In the estimate of the Human Settlement Management Institute of the Housing and Urban Development Corporation of the Government of India, who did an impact evaluation study of the project for the Asian Development Bank (ADB), the cost would have escalated by an additional ₹ 300 crore, and project completion would have taken 60 months instead of 16 months, but for the synergies that emerged from a common purpose shared by all stakeholders.
This ADB Study also indicated that the project demonstrated true partnership, transferability, replicability and sustainability. An exclusive case study on its project management and social relevance by researchers Ganesh and Chandrasekhar was published by the Institute of Water Policy, Lee Kuan Yew School of Public Policy, National University of Singapore in 2010.
After the successful completion of the Anantapur Water project, a similar collaborative approach was followed to provide water to 450 upland and tribal habitations in East Godavari and West Godavari Districts of coastal Andhra Pradesh, and to 320 villages in the Medak and Mahbubnagar Districts, now in the state of Telangana. The most notable of the projects in terms of beneficiary scale was the one that provided drinking water to 80 lakh people suffering from acute drinking water shortage in the bustling metropolis of Chennai.
While the city required 75 crore litres of water per day, it had only 25 crore litres available. In 1968, four neighbouring states signed an agreement to release five TMC (thousand million cubic feet) of water annually from their share of a common river, Krishna, to Chennai, for augmenting its water supply. However, there was no change in the problem for 40 years. Water that was released from the Krishna river in neighbouring Andhra Pradesh did not reach Chennai due to the poor state of the linking canal that suffered heavy seepage and erosion. Residents of Chennai resorted to ferrying water from distant places at phenomenal cost. The loss of productive man-days due to poor health and time wasted in accessing drinking water was unimaginable.

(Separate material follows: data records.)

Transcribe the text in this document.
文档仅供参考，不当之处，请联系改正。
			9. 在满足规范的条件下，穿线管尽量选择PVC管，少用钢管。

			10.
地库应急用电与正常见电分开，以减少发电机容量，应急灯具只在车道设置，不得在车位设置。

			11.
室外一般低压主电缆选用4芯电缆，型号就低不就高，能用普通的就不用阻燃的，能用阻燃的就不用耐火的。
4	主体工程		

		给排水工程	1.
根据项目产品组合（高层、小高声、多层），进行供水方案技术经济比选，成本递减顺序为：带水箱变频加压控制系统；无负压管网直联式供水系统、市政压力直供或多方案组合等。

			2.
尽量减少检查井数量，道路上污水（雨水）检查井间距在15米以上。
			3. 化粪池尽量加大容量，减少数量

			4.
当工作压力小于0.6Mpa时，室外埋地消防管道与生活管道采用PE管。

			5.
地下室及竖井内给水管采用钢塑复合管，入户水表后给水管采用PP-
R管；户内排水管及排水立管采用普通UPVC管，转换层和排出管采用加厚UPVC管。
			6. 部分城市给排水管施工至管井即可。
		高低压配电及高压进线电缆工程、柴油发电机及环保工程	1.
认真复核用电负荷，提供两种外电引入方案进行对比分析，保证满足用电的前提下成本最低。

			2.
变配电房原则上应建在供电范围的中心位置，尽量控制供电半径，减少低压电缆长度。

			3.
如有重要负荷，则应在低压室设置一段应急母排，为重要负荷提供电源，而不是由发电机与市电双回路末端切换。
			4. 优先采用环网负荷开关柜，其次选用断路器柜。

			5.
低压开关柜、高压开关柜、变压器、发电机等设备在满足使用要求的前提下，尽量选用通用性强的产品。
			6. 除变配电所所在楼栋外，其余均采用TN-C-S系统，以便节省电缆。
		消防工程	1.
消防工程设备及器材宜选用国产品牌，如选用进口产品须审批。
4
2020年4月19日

Nonetheless, in the 24 months between October 2002 and November 2004, 4,000 workers employed round-the-clock, lined the bed and walls of large portions of the 150-kilometre long Kandaleru–Poondi Canal with 100mm of concrete. In certain sections, geo-membranes made of HDPE (High Density Polyethylene) sheets were placed on the canal bed to prevent seepage of water. By revetment of sections of the dam, the capacity of the Kandaleru Reservoir increased four times. The project not only ensured adequate water supply to Chennai, but also helped irrigate about three lakh acres of agricultural land in Nellore and Chittoor Districts of Andhra Pradesh en route Chennai.
Thus, in a span of 12 years from 1994 to 2006, nearly 1.25 crore citizens from three states and multiple districts were benefited from a unique collaboration between civil society, an eminent corporation and government agencies. This is equivalent to the population of countries like New Zealand, Switzerland and Qatar put together! If a single such collaboration can contribute to the drinking water requirements of 1% of India’s population, I believe there is enormous power worthy of harnessing in Public Private Partnership.